In March, the number of vacancies, for which there were no suitably qualified unemployed nationwide, rose to a new high of a good 558,000, reported the Competence Center for Securing Skilled Workers (Kofa).
This means that the gap in skilled workers has increased by a further 88,000 vacancies within just three months.
The Kofa is operated on behalf of the Federal Ministry of Economics by the employer-oriented Institute of German Economics (IW).
It collects data from the Federal Employment Agency (BA) and its research facility, the Institute for Employment Research (IAB), the Federal Institute for Vocational Training and the Federal Statistical Office.
According to the study, the growing shortage of skilled workers is affecting the entire labor market.

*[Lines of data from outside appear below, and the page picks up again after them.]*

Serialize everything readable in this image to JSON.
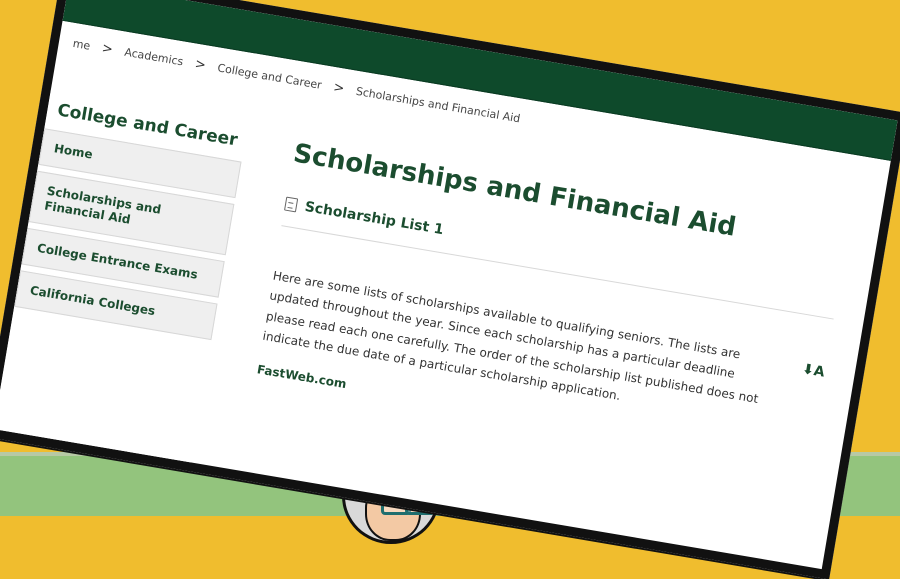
{
  "breadcrumb": {
    "items": [
      "me",
      "Academics",
      "College and Career",
      "Scholarships and Financial Aid"
    ],
    "separator": ">"
  },
  "sidebar": {
    "title": "College and Career",
    "items": [
      {
        "label": "Home"
      },
      {
        "label": "Scholarships and Financial Aid"
      },
      {
        "label": "College Entrance Exams"
      },
      {
        "label": "California Colleges"
      }
    ]
  },
  "main": {
    "heading": "Scholarships and Financial Aid",
    "link_label": "Scholarship List 1",
    "description": "Here are some lists of scholarships available to qualifying seniors. The lists are updated throughout the year. Since each scholarship has a particular deadline please read each one carefully. The order of the scholarship list published does not indicate the due date of a particular scholarship application.",
    "resource_link": "FastWeb.com",
    "translate_icon": "translate-icon"
  },
  "colors": {
    "brand_green": "#0e4a2b",
    "text_green": "#1b4d2f",
    "background_yellow": "#f0bd2e",
    "band_green": "#93c47d"
  }
}
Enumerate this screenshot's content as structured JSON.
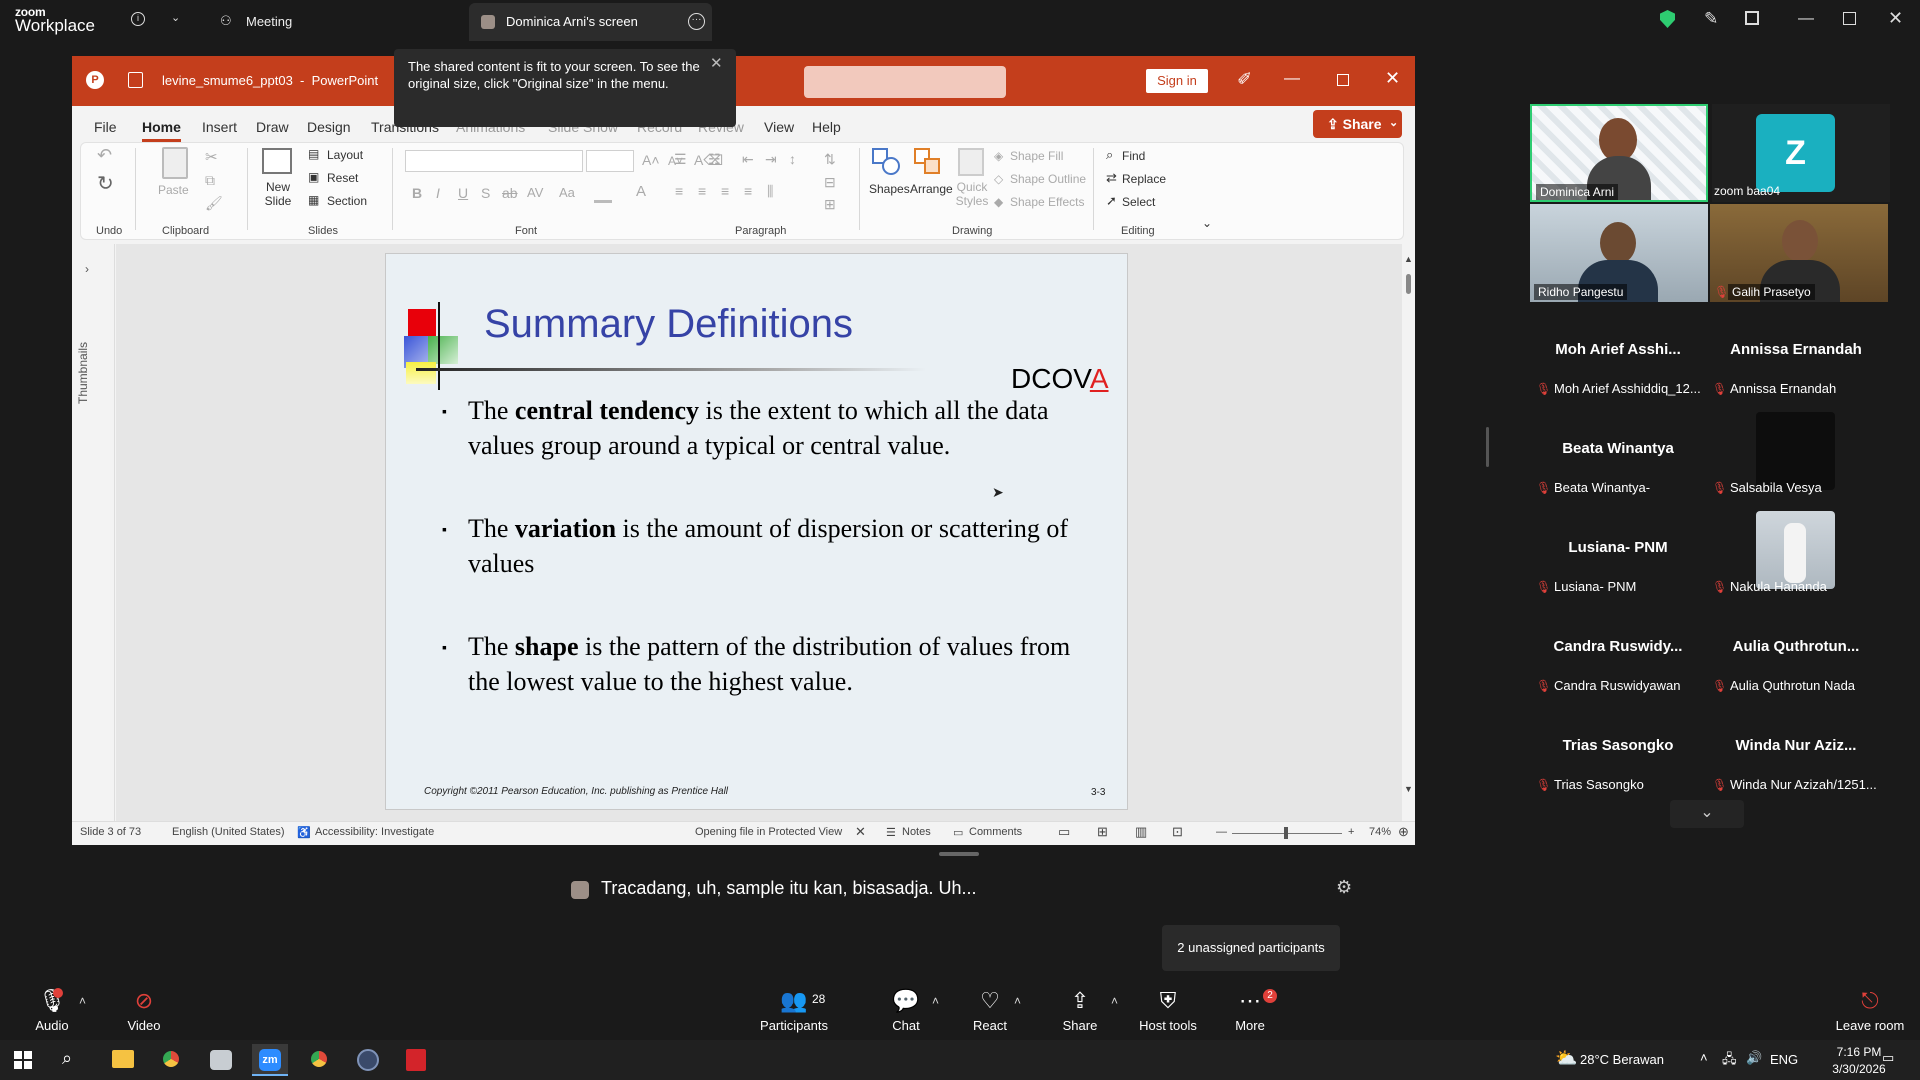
{
  "topbar": {
    "logo_top": "zoom",
    "logo_bottom": "Workplace",
    "meeting_label": "Meeting",
    "share_tab_label": "Dominica Arni's screen"
  },
  "ppt": {
    "filename": "levine_smume6_ppt03",
    "app_name": "PowerPoint",
    "sign_in": "Sign in",
    "share": "Share",
    "menu": [
      "File",
      "Home",
      "Insert",
      "Draw",
      "Design",
      "Transitions",
      "Animations",
      "Slide Show",
      "Record",
      "Review",
      "View",
      "Help"
    ],
    "ribbon": {
      "undo_group": "Undo",
      "clipboard_group": "Clipboard",
      "paste": "Paste",
      "new_slide": "New Slide",
      "layout": "Layout",
      "reset": "Reset",
      "section": "Section",
      "slides_group": "Slides",
      "font_group": "Font",
      "paragraph_group": "Paragraph",
      "shapes": "Shapes",
      "arrange": "Arrange",
      "quick_styles": "Quick Styles",
      "shape_fill": "Shape Fill",
      "shape_outline": "Shape Outline",
      "shape_effects": "Shape Effects",
      "drawing_group": "Drawing",
      "find": "Find",
      "replace": "Replace",
      "select": "Select",
      "editing_group": "Editing"
    },
    "thumbnails_label": "Thumbnails",
    "slide": {
      "title": "Summary Definitions",
      "dcova_prefix": "DCOV",
      "dcova_highlight": "A",
      "bullets": [
        {
          "pre": "The ",
          "bold": "central tendency",
          "post": " is the extent to which all the data values group around a typical or central value."
        },
        {
          "pre": "The ",
          "bold": "variation",
          "post": " is the amount of dispersion or scattering of values"
        },
        {
          "pre": "The ",
          "bold": "shape",
          "post": " is the pattern of the distribution of values from the lowest value to the highest value."
        }
      ],
      "copyright": "Copyright ©2011 Pearson Education, Inc. publishing as Prentice Hall",
      "page": "3-3"
    },
    "status": {
      "slide_of": "Slide 3 of 73",
      "language": "English (United States)",
      "accessibility": "Accessibility: Investigate",
      "protected": "Opening file in Protected View",
      "notes": "Notes",
      "comments": "Comments",
      "zoom": "74%"
    }
  },
  "toast": {
    "text": "The shared content is fit to your screen. To see the original size, click \"Original size\" in the menu."
  },
  "participants": {
    "video_tiles": [
      {
        "name": "Dominica Arni"
      },
      {
        "name": "zoom baa04",
        "initial": "Z"
      },
      {
        "name": "Ridho Pangestu"
      },
      {
        "name": "Galih Prasetyo"
      }
    ],
    "list": [
      {
        "display": "Moh Arief Asshi...",
        "label": "Moh Arief Asshiddiq_12..."
      },
      {
        "display": "Annissa Ernandah",
        "label": "Annissa Ernandah"
      },
      {
        "display": "Beata Winantya",
        "label": "Beata Winantya-"
      },
      {
        "display": "",
        "label": "Salsabila Vesya"
      },
      {
        "display": "Lusiana- PNM",
        "label": "Lusiana- PNM"
      },
      {
        "display": "",
        "label": "Nakula Hananda"
      },
      {
        "display": "Candra  Ruswidy...",
        "label": "Candra Ruswidyawan"
      },
      {
        "display": "Aulia  Quthrotun...",
        "label": "Aulia Quthrotun Nada"
      },
      {
        "display": "Trias Sasongko",
        "label": "Trias Sasongko"
      },
      {
        "display": "Winda Nur Aziz...",
        "label": "Winda Nur Azizah/1251..."
      }
    ]
  },
  "caption": "Tracadang, uh, sample itu kan, bisasadja. Uh...",
  "unassigned": "2 unassigned participants",
  "toolbar": {
    "audio": "Audio",
    "video": "Video",
    "participants": "Participants",
    "participants_count": "28",
    "chat": "Chat",
    "react": "React",
    "share": "Share",
    "host_tools": "Host tools",
    "more": "More",
    "more_badge": "2",
    "leave": "Leave room"
  },
  "taskbar": {
    "weather": "28°C  Berawan",
    "lang": "ENG",
    "time": "7:16 PM",
    "date": "3/30/2026"
  },
  "colors": {
    "ppt_accent": "#c43e1c",
    "slide_title": "#3643a6",
    "zoom_red": "#e0403a",
    "active_speaker": "#2ecc71"
  }
}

However, the bottlenecks are particularly pronounced in two areas:
health, social affairs, teaching and education
Construction, architecture, surveying and building technology.
According to the study, a good six out of ten positions could not be filled with suitably qualified unemployed people in March alone in the areas of health, social affairs, teaching and education.
According to the study, the shortage of skilled workers is also above average in the sectors of raw material extraction, production and manufacturing, natural sciences, geography and IT as well as agriculture, forestry and animal husbandry as well as horticulture.
The number of vacancies for qualified applicants in the fields of aviation and energy technology has recently also increased significantly.
An important reason for the increasing shortage not only of skilled workers but of workers in general is demographic change.
Year after year, more and more older people leave the labor market at retirement than young people enter it.